POC HbA1c represents a cost-effective, reproducible, and clinically significant tool for the management of diabetes in an outpatient ophthalmology setting, allowing the rapid recognition of high-risk patients and appropriate referral to secondary diabetic services. Our study demonstrated that poor insight of HbA1c levels was high in younger patients, suggesting that POC HbA1c testing is particularly important in educating younger patients who may be Type 1 diabetics with more severe disease. Patient feedback confirms the usefulness in clinical practice and POC HbA1c can improve patient education, shared decision-making, and clinical outcomes and could be incorporated in regular clinical practice.
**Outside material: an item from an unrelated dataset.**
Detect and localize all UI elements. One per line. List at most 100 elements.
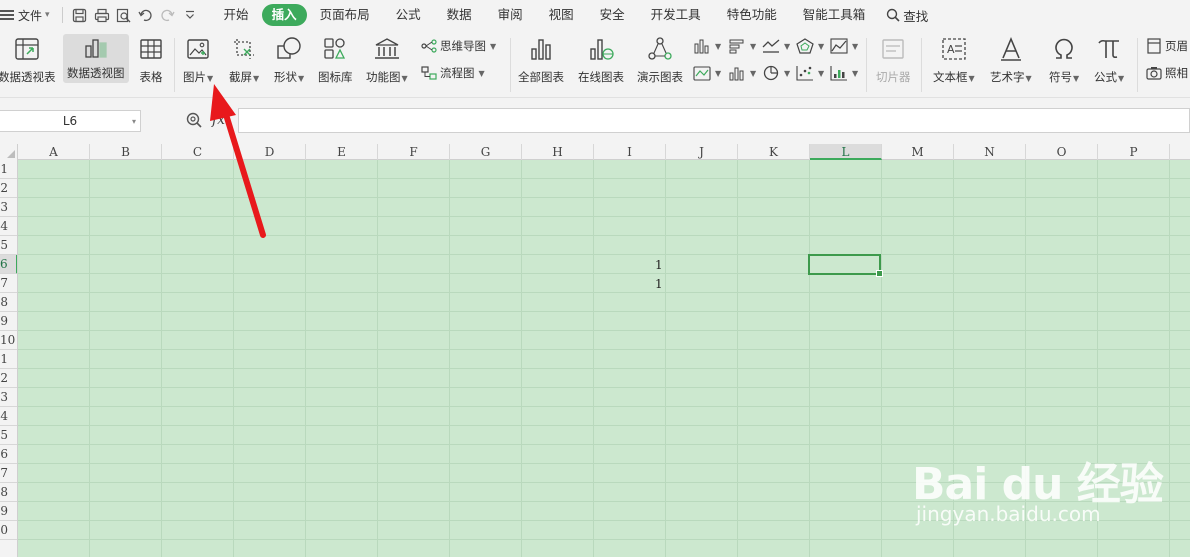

POC HbA1c is particularly important in an integrated healthcare system, such as the National Health Service, to determine the appropriate patients to refer to diabetes specialists and reduce potential systemic complications.

Acknowledgments

The work was completed at Great Western Hospital. We would like to thank Miss. Chanelle Smith, Medical Student, Bristol University, UK, for her assistance with data collection during the study period and Mr. Nimish Shah, Consultant Ophthalmologist, Great Western Hospital, Marlborough Road, Swindon, SN3 6BB, UK, for his guidance during the study period, assistance with data collection, and for providing the opportunity for close liaison with our local diabetologists.

Funding

The authors have no funding to declare.

Disclosure

The authors report no conflicts of interest in this work.